American service members were spending a large part of their energies and resources coordinating for the protection of Iraqi oil fields, refineries, depots, and pipelines. They were escorting fuel conveys through some of the most hostile territory in the country, in what came to be known as one of the most dangerous assignments of the war, full of roadside IEDs. Furthermore, back in the States, I saw millions of dollars worth of fuel being wasted by inefficient generators and vehicles -- the very fuel we were there to protect. Our brothers and sisters in arms were paying for that oil with their blood and lives.

Furthermore, back home, we idled away 2.9 billion gallons of fuel with traffic congestion alone in 2011, largely because the highway infrastructure in so many of our cities and major transportation corridors is failing, and can't handle the capacity resulting from so many single occupancy vehicles.

It didn't take very long to connect the dots. Americans do not understand the "fully burdened cost of transportation." There are few tools that help them find their way through a maze of uncoordinated transportation options that vary from city to city.

The Fully Burdened Cost of Transportation

Opinion polls often show that Americans want safer, more efficient and reliable highways, but they aren't so keen to pay for them. There are no free roads, and, when we put off paying for highway maintenance and repair, the cost comes back to drivers in other ways.

  • Congested highways waste our time and make it impossible to predict our travel time to work, home, or our child's soccer game or day care. When we cannot plan our schedules, we waste time, let down loved ones, and increase stress levels.
  • The added cost of goods that take longer to ship when freight corridors slow down, or when weight restrictions are applied to outdated or structurally deficient bridges.
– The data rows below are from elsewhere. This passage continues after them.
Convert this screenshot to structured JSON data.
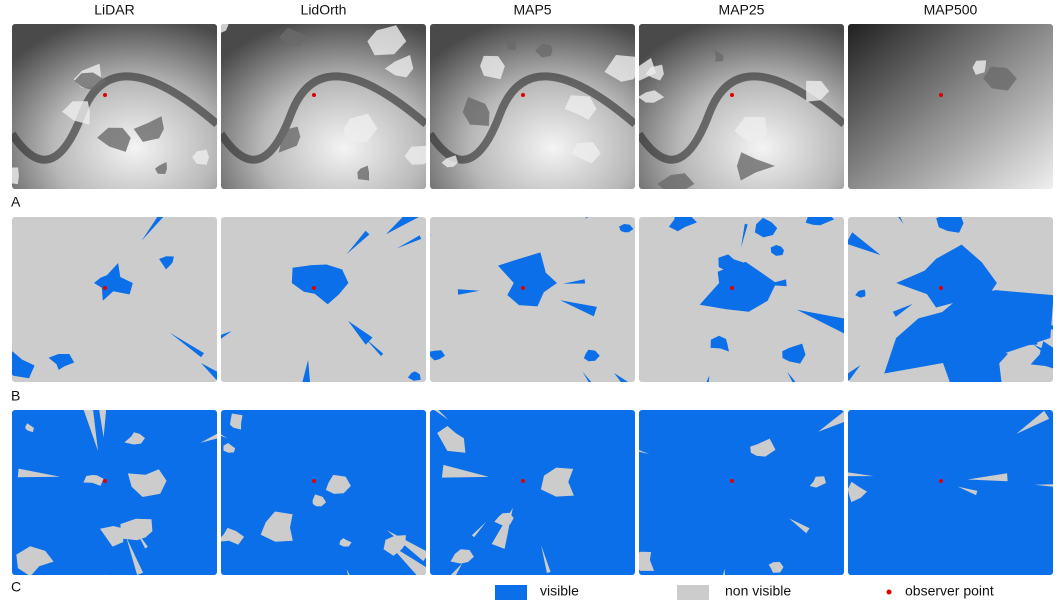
{
  "columns": [
    "LiDAR",
    "LidOrth",
    "MAP5",
    "MAP25",
    "MAP500"
  ],
  "rows": [
    "A",
    "B",
    "C"
  ],
  "legend": {
    "visible": "visible",
    "non_visible": "non visible",
    "observer": "observer point"
  }
}
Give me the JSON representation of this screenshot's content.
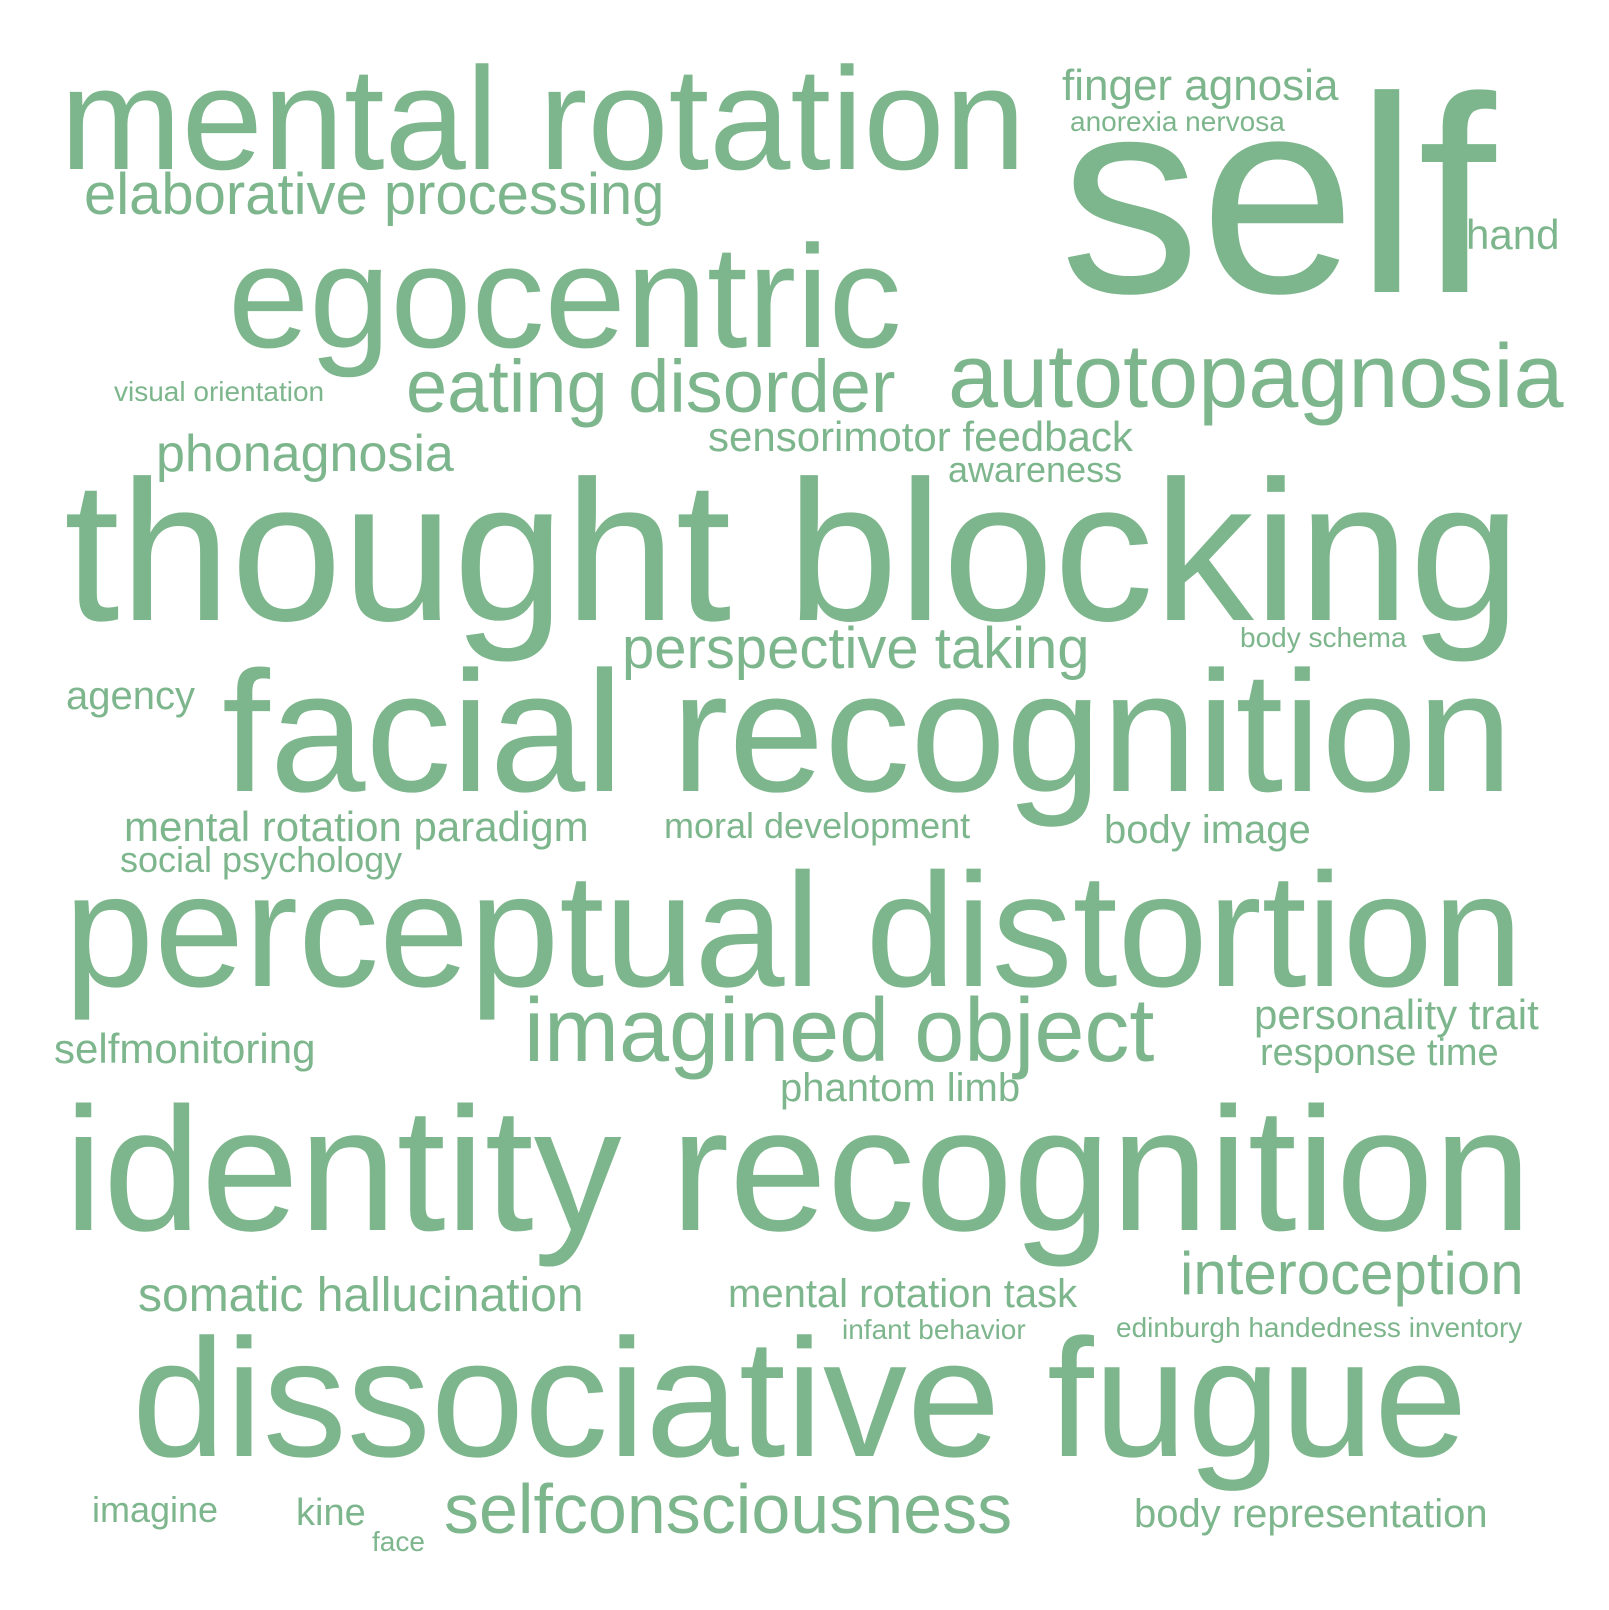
{
  "color": "#7db68c",
  "words": [
    "mental rotation",
    "finger agnosia",
    "anorexia nervosa",
    "self",
    "elaborative processing",
    "hand",
    "egocentric",
    "autotopagnosia",
    "visual orientation",
    "eating disorder",
    "sensorimotor feedback",
    "phonagnosia",
    "awareness",
    "thought blocking",
    "perspective taking",
    "body schema",
    "agency",
    "facial recognition",
    "mental rotation paradigm",
    "moral development",
    "body image",
    "social psychology",
    "perceptual distortion",
    "personality trait",
    "imagined object",
    "selfmonitoring",
    "response time",
    "phantom limb",
    "identity recognition",
    "interoception",
    "somatic hallucination",
    "mental rotation task",
    "infant behavior",
    "edinburgh handedness inventory",
    "dissociative fugue",
    "imagine",
    "kine",
    "selfconsciousness",
    "body representation",
    "face"
  ]
}
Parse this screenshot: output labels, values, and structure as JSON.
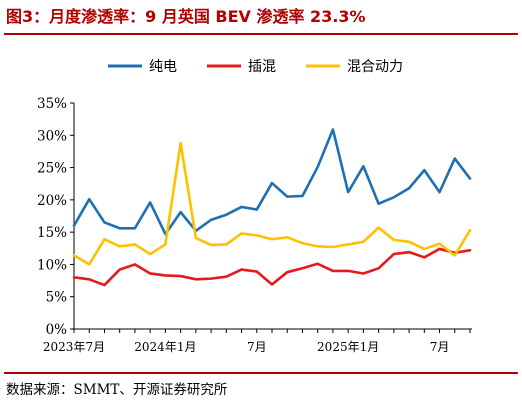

These costs are passed right on to the consumer -- you.
  • Safety problems on roads cause preventable injuries and deaths. When they are not maintained, we all suffer.
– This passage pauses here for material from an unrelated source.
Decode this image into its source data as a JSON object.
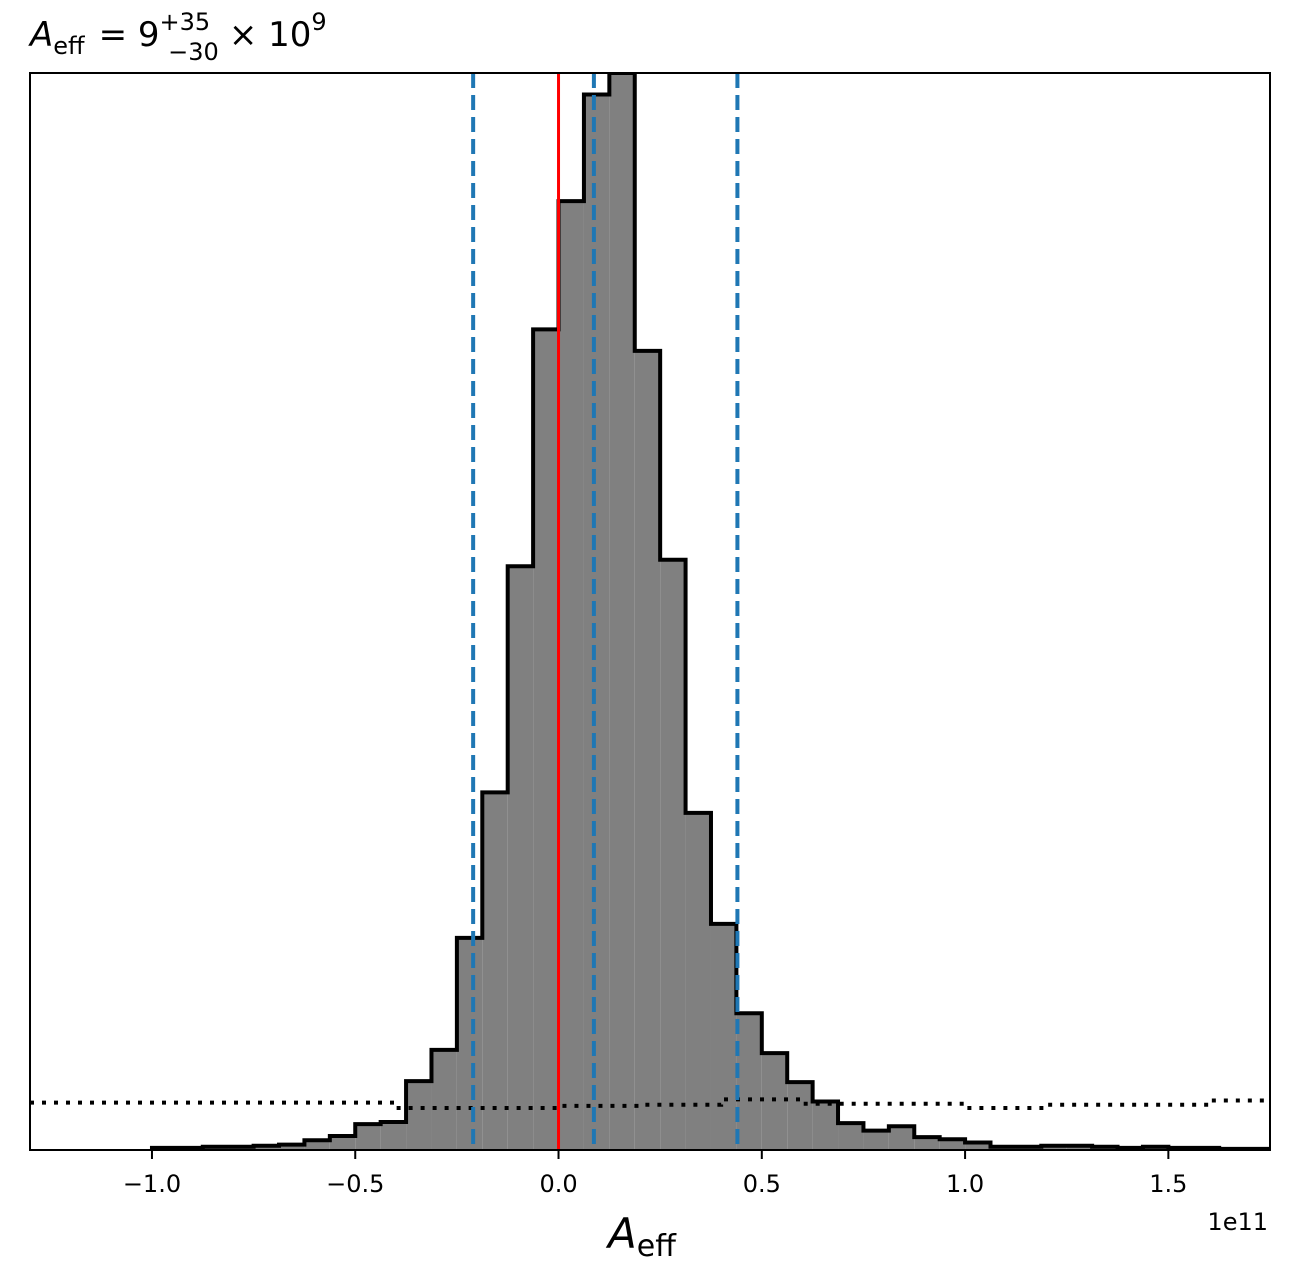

The waste on our highways is a quality of life issue for every American commuter. And when we had boots on the ground in Iraq and Afghanistan, it was a life and death issue for many American service members.

What We Can Do

I started RideScout to get our roadways moving again, while giving a big boost to our energy independence and national security. There are two things American drivers can do to help:

  • Be part of the solution, not part of the problem. Over the last year, I've spoken to so many people who I made feel uneasy about driving in their cars by themselves for the last 30 years. They lived in suburbs with few reliable commuting options, and they had to get to work. But that experience makes them the best messengers for a more integrated approach to transportation. With a discovery tool like RideScout, anyone can choose from a wider range of options and become a powerful role model for friends, family, and neighbors.
  • Treat road pricing as a signal, not a burden. No one likes being charged to use a highway. But when you pay a fee to go through an all-electronic toll system at highway speed, you're receiving valuable data: The price you pay gives you an accurate picture of what it costs to build and maintain a modern, efficient road. "A toll is a user fee, not a tax," notes the International Bridge, Tunnel and Turnpike Association, creating "a clear and direct link between use of the facility and payment for that use."

That link between cost and benefit matters, whether our goal is to keep our highways safe, get to work on time, or reduce our country's dependence on oil from people that don't like us very much. We have the power to change the system.